In any case, this is a wonderful transcription, in its own way, beautifully written for the piano by a composer whose complete music for solo piano fits on a single CD. (And yes, there’s a piano concerto as well, although it is not common in concert or on disc.) Of course Scheherazade does not have the same impact when it is by played by two pianists on one piano as it does when it is played by a full symphony orchestra. Of course there are losses, but there also are gains, particularly in the score’s quieter sections, and especially when they are played with as much sensitivity and refinement as Goldstone and Clemmow offer us here. Let’s just say, then, that this version for piano duet is not better or worse than the orchestral original —it’s just different.

I love “Antar” as much as I love Scheherazade and so I was very interested to hear how it would sound as a piano duet. Who is the transcriber, Nadezhda Purgold, you might be wondering? She was, as a matter of fact, Madame Rimsky-Korsakov. They married in 1872; by then, he had completed the first version of “Antar,” but he tinkered with it several times over the next three decades. Purgold was an educated musician, and had studied composition and piano at the St. Petersburg Conservatory with Nikolai Zaremba (who also taught Tchaikovsky) and with Alexander Dargomyzhsky, who schooled her in preparing piano transcriptions. Another Purgold transcription is that of Tchaikovsky’s Romeo and Juliet, which Goldstone and Clemtnow recorded for an earlier release. In other words, this “Antar” transcription is an excellent piece of work by a woman who was anything but a dilettante or a publishing house drone, and it is every bit as enjoyable as her husband’s transcription of Scheherazade.

As an encore, Goldstone and Clemmow offer another self-transcription, that of Rimsky-Korsakov’s Neapolitan Song. Like Richard Strauss, Rimsky-Korsakov was unaware that Funiculi, Funiculd was not a folk song, but rather a copyrighted work by composer Luigi Denza. After Strauss included it in Aus Italien, Denza sued him. Rimsky-Korsakov was luckier, having withdrawn his souped-up orchestral version of Denza’s song because he was displeased with it. There is nothing wrong with this transcription for piano duet, however. (Those wishing to hear the orchestral version can find it on a PentaTone CD released a few years ago, with conductor Carlo Ponti and the Russian National Orchestra. I have not heard it myself.)

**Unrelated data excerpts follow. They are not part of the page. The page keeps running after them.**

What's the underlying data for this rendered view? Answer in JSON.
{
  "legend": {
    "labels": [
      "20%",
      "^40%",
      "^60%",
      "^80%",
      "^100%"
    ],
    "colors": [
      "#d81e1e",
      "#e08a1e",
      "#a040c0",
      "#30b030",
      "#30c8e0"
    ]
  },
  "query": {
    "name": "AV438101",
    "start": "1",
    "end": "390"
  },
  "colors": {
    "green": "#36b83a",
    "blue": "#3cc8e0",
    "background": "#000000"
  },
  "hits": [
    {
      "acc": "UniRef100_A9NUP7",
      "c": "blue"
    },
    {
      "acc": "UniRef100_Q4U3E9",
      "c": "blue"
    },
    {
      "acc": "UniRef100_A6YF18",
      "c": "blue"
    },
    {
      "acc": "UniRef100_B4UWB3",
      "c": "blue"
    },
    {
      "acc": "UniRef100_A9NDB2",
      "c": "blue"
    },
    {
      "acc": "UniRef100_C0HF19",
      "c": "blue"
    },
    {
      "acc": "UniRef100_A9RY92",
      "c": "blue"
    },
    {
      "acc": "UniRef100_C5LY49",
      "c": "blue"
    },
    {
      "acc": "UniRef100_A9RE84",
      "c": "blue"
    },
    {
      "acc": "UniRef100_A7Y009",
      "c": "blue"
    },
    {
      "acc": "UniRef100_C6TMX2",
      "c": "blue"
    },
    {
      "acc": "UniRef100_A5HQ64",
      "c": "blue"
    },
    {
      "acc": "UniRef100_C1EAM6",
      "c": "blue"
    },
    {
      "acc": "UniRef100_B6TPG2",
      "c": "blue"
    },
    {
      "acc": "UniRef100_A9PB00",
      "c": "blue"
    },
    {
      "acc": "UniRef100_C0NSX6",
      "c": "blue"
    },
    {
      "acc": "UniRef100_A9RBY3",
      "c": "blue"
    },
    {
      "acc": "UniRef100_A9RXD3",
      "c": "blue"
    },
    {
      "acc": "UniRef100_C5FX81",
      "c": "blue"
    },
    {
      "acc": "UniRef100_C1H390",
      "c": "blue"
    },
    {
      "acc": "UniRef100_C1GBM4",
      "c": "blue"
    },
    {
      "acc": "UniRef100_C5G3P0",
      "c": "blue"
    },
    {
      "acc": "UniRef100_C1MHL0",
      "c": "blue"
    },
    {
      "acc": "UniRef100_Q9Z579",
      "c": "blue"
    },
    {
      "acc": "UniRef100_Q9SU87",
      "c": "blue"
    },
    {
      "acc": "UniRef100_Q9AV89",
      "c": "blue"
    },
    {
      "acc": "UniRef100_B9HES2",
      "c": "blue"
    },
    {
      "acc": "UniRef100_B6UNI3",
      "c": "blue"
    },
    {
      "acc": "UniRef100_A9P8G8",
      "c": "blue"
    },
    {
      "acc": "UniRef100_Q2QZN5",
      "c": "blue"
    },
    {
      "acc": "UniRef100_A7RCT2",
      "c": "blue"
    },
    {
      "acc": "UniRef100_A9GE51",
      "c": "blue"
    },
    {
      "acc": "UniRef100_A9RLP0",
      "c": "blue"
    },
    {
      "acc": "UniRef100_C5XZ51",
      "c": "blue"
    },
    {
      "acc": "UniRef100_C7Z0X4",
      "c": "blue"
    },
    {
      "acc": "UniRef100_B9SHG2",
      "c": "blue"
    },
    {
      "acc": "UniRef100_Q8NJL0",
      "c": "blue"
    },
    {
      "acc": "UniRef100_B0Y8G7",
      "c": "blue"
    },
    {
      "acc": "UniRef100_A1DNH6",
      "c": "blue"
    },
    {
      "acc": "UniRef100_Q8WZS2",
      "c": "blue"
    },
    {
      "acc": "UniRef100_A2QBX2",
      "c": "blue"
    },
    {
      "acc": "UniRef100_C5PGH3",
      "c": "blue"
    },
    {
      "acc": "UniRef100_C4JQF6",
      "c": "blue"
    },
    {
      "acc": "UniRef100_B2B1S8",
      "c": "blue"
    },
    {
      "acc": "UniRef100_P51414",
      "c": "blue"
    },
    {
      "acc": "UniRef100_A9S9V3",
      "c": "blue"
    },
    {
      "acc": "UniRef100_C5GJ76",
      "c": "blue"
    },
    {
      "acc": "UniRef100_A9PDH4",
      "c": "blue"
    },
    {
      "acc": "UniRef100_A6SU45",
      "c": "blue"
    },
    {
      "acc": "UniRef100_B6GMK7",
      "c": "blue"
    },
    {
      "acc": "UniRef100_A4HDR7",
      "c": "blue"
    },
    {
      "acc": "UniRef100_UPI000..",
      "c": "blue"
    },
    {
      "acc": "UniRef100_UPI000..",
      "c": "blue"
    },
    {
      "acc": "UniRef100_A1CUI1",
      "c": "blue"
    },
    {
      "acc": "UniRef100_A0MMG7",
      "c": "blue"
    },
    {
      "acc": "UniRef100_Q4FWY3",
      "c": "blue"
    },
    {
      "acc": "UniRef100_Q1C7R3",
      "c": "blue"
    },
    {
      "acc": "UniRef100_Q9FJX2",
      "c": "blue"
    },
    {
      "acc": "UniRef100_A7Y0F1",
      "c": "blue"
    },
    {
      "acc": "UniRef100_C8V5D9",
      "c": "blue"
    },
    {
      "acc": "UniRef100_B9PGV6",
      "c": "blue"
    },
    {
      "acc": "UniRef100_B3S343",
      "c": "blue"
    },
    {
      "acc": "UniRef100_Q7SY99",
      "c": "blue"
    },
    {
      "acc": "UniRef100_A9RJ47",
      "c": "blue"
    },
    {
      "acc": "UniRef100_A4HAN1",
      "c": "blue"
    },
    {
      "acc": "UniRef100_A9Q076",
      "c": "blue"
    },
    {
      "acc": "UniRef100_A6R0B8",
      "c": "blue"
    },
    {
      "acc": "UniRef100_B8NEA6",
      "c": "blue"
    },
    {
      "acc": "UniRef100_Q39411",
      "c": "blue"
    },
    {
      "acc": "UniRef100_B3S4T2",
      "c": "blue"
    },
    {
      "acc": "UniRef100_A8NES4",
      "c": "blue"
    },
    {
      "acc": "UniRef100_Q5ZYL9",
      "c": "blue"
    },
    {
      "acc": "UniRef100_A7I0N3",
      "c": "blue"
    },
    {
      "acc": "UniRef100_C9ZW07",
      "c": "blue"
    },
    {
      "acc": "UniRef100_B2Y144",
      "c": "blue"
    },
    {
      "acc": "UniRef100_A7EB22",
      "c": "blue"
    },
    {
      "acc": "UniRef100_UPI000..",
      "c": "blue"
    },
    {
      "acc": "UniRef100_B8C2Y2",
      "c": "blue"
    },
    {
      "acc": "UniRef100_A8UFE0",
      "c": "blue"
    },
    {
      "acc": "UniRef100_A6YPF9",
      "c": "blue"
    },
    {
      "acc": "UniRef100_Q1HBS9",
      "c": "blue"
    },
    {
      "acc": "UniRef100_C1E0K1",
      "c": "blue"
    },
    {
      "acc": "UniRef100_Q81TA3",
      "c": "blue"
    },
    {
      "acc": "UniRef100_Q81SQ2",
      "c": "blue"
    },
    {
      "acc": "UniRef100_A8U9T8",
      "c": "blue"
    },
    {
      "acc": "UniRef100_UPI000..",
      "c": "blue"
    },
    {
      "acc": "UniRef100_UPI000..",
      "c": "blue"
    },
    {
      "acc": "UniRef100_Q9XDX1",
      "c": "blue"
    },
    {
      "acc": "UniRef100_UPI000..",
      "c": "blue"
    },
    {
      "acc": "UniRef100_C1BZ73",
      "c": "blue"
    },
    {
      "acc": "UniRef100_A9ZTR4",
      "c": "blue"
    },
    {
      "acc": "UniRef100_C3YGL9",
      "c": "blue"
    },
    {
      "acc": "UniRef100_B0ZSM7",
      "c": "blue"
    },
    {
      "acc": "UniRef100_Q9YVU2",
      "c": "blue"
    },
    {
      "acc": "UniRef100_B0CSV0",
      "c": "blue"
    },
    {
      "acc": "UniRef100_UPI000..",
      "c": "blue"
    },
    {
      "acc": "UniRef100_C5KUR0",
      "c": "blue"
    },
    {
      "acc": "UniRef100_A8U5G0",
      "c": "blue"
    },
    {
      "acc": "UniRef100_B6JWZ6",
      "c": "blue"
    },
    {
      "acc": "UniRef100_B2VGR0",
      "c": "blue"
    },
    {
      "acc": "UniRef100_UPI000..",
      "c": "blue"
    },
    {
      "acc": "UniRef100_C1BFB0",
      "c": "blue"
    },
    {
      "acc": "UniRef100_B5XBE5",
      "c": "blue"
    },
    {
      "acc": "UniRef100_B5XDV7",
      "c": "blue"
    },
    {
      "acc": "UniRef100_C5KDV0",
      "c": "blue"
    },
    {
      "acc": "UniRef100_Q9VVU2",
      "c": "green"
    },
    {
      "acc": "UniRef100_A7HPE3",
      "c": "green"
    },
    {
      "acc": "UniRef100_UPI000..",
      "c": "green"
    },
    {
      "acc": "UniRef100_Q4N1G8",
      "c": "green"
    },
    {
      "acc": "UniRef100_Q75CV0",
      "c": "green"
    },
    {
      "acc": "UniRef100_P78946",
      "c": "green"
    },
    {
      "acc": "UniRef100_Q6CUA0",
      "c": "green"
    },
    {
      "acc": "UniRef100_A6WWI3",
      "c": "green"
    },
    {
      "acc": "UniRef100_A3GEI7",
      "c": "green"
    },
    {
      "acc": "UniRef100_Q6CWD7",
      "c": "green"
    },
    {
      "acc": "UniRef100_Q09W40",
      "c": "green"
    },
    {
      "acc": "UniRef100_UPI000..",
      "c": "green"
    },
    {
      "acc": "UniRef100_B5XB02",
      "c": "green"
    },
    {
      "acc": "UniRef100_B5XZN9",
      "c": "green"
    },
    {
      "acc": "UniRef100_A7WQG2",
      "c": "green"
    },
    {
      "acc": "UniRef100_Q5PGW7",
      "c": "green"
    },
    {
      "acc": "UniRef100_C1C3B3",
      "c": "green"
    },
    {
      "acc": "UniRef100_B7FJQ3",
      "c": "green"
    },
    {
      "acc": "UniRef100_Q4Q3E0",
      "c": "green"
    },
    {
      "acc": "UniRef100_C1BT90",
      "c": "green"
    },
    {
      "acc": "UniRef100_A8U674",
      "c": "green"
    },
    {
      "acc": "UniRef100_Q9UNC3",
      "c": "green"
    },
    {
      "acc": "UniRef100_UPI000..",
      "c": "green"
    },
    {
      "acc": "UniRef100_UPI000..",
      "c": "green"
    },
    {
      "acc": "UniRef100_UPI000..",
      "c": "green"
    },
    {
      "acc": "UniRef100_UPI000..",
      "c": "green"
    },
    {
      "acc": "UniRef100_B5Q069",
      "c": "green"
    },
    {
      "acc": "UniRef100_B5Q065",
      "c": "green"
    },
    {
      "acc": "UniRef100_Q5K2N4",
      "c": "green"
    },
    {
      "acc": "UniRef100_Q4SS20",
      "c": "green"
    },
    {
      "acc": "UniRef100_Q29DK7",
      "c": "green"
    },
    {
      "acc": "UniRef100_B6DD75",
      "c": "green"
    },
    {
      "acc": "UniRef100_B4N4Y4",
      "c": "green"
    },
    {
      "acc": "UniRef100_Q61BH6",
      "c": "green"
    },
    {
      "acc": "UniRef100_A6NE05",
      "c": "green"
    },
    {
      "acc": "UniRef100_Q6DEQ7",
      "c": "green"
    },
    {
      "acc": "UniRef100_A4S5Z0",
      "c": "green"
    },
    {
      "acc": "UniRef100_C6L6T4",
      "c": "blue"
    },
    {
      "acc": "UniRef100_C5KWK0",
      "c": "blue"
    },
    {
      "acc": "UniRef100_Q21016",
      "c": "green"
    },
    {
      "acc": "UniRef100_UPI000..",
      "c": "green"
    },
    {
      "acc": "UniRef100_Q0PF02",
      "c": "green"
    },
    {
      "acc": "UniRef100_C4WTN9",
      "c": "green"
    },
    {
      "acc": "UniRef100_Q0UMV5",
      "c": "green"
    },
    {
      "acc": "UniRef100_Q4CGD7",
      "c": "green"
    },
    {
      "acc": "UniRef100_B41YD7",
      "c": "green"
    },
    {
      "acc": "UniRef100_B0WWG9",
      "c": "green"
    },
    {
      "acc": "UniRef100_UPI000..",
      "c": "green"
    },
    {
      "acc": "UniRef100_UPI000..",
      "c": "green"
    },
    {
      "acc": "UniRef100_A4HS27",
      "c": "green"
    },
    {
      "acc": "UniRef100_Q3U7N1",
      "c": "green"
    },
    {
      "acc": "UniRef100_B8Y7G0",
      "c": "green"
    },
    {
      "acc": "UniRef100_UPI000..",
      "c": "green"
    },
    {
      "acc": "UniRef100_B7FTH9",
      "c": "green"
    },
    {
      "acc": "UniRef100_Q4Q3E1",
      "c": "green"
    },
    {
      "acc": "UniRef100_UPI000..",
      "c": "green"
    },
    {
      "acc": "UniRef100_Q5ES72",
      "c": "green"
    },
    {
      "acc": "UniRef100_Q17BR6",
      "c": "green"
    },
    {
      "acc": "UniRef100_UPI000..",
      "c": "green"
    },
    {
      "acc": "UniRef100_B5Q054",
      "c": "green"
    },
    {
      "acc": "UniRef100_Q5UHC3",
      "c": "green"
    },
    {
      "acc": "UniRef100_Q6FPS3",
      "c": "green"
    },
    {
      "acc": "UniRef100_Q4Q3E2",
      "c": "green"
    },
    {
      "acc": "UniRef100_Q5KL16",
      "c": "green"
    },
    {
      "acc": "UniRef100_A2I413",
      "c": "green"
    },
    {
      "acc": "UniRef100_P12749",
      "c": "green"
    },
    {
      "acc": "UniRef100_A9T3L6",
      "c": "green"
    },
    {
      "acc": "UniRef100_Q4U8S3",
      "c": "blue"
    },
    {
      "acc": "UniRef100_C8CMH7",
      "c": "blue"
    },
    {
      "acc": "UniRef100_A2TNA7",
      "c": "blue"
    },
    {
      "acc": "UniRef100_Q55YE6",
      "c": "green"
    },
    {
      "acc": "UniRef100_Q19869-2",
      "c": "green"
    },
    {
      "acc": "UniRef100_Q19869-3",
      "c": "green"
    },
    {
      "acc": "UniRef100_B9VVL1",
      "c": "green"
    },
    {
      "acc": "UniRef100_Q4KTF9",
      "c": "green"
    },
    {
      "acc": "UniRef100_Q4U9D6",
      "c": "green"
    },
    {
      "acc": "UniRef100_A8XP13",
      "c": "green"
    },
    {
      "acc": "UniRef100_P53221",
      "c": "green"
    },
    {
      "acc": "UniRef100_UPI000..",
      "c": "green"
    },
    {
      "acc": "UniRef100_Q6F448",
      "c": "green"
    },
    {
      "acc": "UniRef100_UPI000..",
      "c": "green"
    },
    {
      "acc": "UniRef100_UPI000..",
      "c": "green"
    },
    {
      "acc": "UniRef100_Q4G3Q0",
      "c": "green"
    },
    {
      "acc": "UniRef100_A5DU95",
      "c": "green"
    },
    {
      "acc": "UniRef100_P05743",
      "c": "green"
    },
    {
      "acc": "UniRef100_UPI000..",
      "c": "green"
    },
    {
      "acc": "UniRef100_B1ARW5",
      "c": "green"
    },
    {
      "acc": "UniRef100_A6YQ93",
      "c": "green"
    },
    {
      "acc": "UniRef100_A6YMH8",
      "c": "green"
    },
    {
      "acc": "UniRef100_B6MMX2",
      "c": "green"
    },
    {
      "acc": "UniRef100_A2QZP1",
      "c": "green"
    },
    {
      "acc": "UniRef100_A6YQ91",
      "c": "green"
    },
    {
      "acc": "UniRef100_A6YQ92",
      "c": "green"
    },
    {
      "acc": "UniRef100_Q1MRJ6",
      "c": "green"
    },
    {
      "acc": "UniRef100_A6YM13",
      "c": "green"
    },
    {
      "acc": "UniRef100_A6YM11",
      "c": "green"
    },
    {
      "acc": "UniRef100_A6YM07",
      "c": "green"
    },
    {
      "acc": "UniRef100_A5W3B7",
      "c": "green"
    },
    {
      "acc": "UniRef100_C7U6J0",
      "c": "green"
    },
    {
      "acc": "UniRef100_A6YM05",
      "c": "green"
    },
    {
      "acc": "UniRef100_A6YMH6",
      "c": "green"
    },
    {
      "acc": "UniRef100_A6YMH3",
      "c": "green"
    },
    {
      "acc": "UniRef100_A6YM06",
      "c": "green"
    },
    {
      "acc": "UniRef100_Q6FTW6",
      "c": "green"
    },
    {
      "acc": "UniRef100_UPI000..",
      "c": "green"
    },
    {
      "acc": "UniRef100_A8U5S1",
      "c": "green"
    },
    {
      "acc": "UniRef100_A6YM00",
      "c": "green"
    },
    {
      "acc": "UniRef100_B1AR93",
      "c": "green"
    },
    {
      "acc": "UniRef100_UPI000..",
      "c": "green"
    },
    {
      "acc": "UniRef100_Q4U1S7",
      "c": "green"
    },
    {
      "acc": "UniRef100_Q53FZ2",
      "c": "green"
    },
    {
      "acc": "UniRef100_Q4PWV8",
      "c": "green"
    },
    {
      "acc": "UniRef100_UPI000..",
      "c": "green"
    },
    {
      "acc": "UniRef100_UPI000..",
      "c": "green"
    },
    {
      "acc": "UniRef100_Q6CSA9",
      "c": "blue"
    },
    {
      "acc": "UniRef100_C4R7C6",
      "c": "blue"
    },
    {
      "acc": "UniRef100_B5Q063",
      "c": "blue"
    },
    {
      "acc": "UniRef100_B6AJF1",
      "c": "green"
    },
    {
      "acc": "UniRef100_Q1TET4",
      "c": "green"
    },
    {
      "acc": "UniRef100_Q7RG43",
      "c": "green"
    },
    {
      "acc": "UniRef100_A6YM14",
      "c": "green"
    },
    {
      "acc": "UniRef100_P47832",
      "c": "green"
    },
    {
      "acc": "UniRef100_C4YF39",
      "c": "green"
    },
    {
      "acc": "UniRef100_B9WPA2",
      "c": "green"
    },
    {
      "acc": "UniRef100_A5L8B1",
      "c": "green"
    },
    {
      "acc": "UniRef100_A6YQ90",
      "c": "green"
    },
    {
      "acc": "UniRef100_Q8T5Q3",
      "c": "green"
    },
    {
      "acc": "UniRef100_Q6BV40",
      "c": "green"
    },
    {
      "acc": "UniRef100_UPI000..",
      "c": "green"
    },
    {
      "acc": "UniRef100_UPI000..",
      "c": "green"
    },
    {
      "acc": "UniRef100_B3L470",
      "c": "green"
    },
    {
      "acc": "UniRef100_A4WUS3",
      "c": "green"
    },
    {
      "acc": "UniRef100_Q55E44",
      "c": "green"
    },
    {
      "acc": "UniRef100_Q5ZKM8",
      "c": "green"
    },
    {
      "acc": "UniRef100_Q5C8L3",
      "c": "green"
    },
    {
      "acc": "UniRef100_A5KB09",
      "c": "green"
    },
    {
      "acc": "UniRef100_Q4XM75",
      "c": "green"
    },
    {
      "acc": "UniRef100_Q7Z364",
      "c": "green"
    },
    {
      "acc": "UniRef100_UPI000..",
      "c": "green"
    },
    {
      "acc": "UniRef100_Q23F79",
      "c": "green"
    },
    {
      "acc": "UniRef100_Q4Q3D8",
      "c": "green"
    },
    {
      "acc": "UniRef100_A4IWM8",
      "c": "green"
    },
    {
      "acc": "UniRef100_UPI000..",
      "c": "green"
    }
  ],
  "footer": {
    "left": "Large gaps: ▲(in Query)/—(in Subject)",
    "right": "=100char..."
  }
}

Goldstone and Clemmow’s lengthy list of recordings goes from one highlight to the next, and if you have enjoyed their previous work, you will enjoy this. If you don’t know their work, then be aware that these are first-class pianists with technique that never lets the music down, and with enough good taste to let the music be fun and engaging without cheapening it, making it silly, or turning it into a string of effects. This, then, is a beautiful CD, and anyone who is really into any of these works should be very pleased with it.